As at present advised, and if the evidence remains in its present form and in the absence of any submissions which would lead me to a contrary conclusion, I would propose on the adjourned day to make the following orders:
1. That judgment be entered in favour of the applicant for the return
of the Hassall Street goods and the Blackstone Road goods or recovery of their value as assessed in the sum of $330,958.78, the form of the judgment to be that the applicant have a return of the said goods or recover against the respondent their value assessed in the said sum. (It will then follow that the respondent will have the option of either returning the goods or paying their assessed value or the applicant will have the option of issuing a writ of delivery for the goods or other appropriate writ for an amount equal to its value. If the goods cannot be found the plaintiff has the options open at law which were the former remedies of distress levied on the respondent's goods or alternatively a writ of fi fa for the assessed value of the goods. As to the appropriate form of procedure see Federal Court of Australia Act 1976, s. 53, order 35 rule 1, order 37 rule 7 of this Court's Rules and order 47 of the Rules of the Supreme Court of Queensland. The evidence indicates that the relevant goods are presently situated in Queensland in the custody of the respondent, hence the applicability of the rules of the Supreme Court of Queensland).

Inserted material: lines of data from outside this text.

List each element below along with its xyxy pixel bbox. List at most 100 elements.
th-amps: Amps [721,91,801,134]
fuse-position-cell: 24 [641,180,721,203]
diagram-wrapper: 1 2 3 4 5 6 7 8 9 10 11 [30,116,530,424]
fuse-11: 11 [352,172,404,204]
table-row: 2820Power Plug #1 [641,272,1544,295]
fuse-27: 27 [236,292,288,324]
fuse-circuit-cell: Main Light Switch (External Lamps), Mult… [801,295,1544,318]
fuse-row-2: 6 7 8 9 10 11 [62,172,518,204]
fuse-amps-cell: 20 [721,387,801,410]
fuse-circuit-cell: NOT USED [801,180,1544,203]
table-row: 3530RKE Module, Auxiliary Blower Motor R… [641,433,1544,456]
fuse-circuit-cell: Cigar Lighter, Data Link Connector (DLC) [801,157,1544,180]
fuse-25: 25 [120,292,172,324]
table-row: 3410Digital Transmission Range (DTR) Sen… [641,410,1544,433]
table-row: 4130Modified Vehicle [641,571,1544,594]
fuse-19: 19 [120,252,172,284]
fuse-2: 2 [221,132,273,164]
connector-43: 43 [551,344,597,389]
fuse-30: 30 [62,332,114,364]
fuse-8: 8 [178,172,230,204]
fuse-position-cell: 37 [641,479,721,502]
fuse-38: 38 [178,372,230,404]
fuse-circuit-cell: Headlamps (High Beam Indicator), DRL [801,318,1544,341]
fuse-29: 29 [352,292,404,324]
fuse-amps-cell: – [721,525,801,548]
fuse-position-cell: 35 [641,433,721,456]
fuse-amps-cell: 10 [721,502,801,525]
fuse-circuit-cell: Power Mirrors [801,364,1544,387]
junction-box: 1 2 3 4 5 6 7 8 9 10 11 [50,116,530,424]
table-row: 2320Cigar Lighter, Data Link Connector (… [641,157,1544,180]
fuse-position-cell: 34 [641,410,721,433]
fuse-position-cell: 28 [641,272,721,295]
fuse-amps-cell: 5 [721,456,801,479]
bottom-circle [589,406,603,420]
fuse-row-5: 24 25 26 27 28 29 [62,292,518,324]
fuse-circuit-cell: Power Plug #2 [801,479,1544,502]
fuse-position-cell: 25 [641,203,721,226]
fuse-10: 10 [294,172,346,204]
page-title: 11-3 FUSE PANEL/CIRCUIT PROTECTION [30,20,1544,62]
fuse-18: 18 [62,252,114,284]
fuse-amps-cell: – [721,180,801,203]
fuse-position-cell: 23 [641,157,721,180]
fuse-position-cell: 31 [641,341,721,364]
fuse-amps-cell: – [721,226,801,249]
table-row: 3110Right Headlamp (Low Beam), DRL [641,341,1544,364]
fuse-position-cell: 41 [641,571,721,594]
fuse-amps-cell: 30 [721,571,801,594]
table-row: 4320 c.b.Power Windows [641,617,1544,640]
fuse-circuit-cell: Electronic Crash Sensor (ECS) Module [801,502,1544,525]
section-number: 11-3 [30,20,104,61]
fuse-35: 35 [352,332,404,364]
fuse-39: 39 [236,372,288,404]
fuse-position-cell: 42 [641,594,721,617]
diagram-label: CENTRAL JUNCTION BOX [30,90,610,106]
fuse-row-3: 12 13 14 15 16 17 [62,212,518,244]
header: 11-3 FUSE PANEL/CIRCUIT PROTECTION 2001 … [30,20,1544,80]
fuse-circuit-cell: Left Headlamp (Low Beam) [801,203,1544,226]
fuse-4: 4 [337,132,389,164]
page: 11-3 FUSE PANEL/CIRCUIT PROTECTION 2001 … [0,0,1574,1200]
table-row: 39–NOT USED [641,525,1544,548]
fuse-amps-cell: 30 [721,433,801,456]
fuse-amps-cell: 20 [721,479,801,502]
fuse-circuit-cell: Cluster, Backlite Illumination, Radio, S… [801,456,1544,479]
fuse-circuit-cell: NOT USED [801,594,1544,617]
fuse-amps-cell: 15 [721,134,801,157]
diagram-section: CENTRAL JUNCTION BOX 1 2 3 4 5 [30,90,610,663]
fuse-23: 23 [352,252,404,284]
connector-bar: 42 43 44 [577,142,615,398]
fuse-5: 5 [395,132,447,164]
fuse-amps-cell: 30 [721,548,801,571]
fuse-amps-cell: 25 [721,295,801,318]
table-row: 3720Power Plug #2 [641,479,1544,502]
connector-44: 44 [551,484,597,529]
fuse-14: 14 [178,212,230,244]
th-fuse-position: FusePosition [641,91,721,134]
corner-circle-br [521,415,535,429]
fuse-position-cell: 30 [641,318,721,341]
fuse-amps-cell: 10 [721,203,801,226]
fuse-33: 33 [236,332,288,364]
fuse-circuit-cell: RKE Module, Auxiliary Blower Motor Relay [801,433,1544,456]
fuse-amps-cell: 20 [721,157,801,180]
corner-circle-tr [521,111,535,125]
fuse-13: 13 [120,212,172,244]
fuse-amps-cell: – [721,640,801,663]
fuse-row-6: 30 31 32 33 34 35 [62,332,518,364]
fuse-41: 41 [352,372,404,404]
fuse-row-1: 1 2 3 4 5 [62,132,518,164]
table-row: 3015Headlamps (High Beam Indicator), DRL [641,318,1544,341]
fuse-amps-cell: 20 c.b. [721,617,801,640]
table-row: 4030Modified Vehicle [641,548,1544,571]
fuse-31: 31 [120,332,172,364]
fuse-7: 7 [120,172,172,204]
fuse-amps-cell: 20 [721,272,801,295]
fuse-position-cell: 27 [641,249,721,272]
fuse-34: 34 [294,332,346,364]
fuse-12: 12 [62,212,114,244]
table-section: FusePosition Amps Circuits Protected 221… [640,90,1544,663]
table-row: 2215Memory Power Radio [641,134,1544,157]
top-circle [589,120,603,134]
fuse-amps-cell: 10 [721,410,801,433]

2. If the goods are not returned to the applicant and the applicant's
entitlement to damages arises then liberty to apply would be reserved to the applicant or the respondent on the question of the payment of interest up to judgment under s. 51A of the Federal Court of Australia Act.
3. The cross-claim be dismissed. 4. The respondent pay the applicant's costs of these proceedings
including reserved costs, if any.
5. On the applicant giving the usual undertakings as to damages, the
respondent by itself, its servants and agents be restrained until further order from selling, disposing of, encumbering or dealing with or parting with possession of the Hassall Street goods or the Blackstone Road goods except in so far as it is necessary to do so for the purpose of complying with the orders earlier mentioned.
6. Liberty to apply is reserved to either party on two days notice in
relation to the working out of these orders or any matter arising therefrom and generally.